よくわからなかった化石、40年後に身元判明。
600万年前にブルガリア国立自然史博物館に置いてあった1970年代にブルガリアの山で見つかったよくわからない歯の化石を調べ直したところ、これまで知られていなかったジャイアントパンダの種だと判明。そこからヨーロッパにジャイアントパンダが生息していたことがわかりました。
歯の分析をしたところ、絶滅したジャイアントパンダ属のアグリアルクトスであることが判明。この分析結果はジャーナル誌「Journal of Vertebrate Paleontology」に掲載されています。ブルガリア国立自然史博物館の古生物学者Nikolai Spassov氏は「この歯の化石はもともと手書きのラベルが1枚貼ってあっただけで、一体どこのなんだったのかがわからないままでした。何年もかけて調べてやっとわかったのが未知のジャイアントパンダの歯だったということです」と語っています。

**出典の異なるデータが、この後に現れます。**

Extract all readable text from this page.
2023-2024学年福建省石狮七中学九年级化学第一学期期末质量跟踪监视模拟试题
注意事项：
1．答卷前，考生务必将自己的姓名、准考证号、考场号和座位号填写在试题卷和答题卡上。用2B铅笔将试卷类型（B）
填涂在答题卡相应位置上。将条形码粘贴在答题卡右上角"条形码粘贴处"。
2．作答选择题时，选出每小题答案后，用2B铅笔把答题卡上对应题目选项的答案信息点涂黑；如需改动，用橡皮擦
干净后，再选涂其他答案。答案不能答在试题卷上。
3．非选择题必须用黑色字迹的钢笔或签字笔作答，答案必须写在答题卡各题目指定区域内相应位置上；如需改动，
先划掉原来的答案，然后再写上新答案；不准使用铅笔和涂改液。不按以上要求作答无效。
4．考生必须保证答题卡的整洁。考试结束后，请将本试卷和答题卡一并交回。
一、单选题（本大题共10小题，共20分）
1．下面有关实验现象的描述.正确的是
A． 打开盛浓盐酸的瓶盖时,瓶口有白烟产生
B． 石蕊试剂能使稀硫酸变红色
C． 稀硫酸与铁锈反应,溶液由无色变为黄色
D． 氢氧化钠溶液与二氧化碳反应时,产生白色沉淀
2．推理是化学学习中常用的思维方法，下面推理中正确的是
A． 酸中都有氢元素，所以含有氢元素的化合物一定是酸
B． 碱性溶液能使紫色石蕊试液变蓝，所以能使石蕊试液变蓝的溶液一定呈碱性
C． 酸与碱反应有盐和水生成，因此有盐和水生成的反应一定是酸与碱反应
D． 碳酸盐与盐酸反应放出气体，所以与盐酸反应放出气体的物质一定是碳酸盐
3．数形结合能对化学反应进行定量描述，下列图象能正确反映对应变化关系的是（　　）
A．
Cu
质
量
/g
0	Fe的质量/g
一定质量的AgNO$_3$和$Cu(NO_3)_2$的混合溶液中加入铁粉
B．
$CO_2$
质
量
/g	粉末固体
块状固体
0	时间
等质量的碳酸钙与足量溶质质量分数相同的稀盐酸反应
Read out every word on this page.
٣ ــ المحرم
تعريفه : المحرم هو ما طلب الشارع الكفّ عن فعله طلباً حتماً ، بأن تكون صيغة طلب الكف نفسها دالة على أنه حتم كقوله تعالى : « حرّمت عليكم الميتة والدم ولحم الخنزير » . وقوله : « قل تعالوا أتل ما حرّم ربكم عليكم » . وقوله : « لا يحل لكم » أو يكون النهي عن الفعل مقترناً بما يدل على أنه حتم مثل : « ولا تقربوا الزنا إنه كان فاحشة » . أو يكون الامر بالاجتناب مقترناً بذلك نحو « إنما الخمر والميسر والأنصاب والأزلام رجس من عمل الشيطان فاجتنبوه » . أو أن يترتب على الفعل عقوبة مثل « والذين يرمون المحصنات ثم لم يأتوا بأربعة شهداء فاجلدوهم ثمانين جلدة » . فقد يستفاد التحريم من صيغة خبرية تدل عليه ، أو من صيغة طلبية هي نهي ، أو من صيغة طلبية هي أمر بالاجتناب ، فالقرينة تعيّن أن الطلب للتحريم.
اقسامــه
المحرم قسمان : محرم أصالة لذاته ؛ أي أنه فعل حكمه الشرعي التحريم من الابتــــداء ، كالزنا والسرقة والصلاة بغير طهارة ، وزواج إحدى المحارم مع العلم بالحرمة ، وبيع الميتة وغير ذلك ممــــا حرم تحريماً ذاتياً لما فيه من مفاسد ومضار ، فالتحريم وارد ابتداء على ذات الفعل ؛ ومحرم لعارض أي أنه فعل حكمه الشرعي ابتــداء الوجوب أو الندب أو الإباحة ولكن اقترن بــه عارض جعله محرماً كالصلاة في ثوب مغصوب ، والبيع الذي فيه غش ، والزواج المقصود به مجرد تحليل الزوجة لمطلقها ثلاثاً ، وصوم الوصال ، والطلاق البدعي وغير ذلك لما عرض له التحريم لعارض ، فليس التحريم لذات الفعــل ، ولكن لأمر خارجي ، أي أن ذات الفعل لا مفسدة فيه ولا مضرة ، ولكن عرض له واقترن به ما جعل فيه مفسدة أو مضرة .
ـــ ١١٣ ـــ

ちなみにこのパンダはNikolai Spassov氏の名前にちなんで「Agriarctos nikolovi」と名付けられています。600万年ほど前に絶滅したと見られるこのジャイアントパンダは歯の大きさから現代のジャイアントパンダと同じくらいの大きさだったと推測されています。現代のパンダと親戚ではありますが、直接の祖先ではないそうです。
パンダと言えばむしゃむしゃ竹を食べるイメージですが、このパンダの歯を見ると竹を食べるほどの強さがないことから、草食ではあるものの竹は食べないパンダだったのだと結論づけられています。またパンダが竹を食べるようになったのは比較的最近のことかもしれないと研究でわかっています。
研究チームによると、パンダの祖先はアフガニスタンからベトナムの間くらいからやってきて、中国やヨーロッパへと渡って行ったのではないかということです。なぜブルガリアのパンダは絶滅してしまったのかは不明ですが、おそらく気候変動が理由だったのではないかと考えられていす。
この先もっとパンダの化石が発掘されれば、なぜたった数種類のパンダだけが現在も生き残っているのかが判明してきそうですね。